Chen argued that minority journalists are needed to reflect the diverse readership of urban papers.
The Los Angeles Times, which serves a city that's 70.3 percent nonwhite, has only two Hispanics, one black and one Asian among its 43 Washington reporters and editors. Tom McCarthy, the Times' deputy Washington bureau chief, called that number "unacceptably low."
"We should have better representation than we do," he said.
The study tallied the racial makeup of 18 newspaper companies' Washington bureaus. Of them, Knight Ridder, Gannett News Service, Newhouse News Service and The Boston Globe had the highest percentages of minority journalists.

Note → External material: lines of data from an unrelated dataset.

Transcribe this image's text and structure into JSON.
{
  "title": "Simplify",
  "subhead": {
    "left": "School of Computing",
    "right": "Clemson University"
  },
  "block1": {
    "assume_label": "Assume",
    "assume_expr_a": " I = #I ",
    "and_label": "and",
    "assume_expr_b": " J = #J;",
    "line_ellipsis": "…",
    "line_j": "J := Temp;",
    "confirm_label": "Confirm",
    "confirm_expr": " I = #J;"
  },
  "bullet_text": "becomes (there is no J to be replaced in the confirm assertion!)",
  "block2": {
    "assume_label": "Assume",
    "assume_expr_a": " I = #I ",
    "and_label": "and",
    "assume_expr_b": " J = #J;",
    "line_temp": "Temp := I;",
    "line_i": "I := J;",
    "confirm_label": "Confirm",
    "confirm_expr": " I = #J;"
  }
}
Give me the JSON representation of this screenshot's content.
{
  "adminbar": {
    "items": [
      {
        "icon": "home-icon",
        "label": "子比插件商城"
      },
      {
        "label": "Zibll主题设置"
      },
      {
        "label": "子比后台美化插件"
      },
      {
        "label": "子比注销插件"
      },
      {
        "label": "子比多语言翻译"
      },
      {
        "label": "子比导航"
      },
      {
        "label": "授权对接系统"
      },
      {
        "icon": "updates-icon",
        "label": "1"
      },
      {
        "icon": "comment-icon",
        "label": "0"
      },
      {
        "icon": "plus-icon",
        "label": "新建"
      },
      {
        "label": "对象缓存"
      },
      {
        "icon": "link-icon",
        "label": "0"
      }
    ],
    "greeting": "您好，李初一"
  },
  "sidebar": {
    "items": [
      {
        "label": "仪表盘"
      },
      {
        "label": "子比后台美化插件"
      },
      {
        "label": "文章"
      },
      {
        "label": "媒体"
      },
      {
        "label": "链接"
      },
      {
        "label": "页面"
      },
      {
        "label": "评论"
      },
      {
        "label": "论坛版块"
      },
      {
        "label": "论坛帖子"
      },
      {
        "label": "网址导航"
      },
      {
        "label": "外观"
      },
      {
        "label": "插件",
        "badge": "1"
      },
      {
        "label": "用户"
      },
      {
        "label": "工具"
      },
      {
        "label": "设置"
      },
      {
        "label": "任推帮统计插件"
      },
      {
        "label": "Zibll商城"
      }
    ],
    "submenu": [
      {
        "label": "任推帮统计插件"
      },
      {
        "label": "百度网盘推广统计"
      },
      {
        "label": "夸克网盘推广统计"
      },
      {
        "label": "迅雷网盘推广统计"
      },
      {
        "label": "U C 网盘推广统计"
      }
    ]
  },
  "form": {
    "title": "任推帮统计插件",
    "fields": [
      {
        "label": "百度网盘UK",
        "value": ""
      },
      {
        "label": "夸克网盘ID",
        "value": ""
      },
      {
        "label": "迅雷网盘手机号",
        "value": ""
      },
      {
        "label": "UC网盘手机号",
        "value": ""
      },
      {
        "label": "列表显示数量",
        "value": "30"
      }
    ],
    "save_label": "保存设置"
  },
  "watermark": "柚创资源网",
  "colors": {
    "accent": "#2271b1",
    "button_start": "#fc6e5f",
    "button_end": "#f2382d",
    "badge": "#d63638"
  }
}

At a news conference Wednesday to discuss the results, John Walcott, Knight Ridder's Washington bureau chief, said topping the list at 29 percent was a "dubious honor." He said Knight Ridder would continue to seek talented journalists of all races to work in its Washington office.
Among the companies with the least racial diversity in their Washington bureaus were The Dallas Morning News, USA Today, Scripps Howard and Cox Newspapers.
The number of Washington reporters counted is small - 574, of whom 60 are minorities. For many bureaus, a change of just one would make a huge difference in percentage.
Andy Alexander, the Washington bureau chief of Cox Newspapers, attributed the showing to a number of factors, including a seniority-based hiring system that benefits white men.
"We need to improve," said Alexander, whose 13-member bureau includes just one nonwhite journalist.
As for the shortage of minority perspectives in the Washington press corps, he said, "You'd have to be blind not to see it."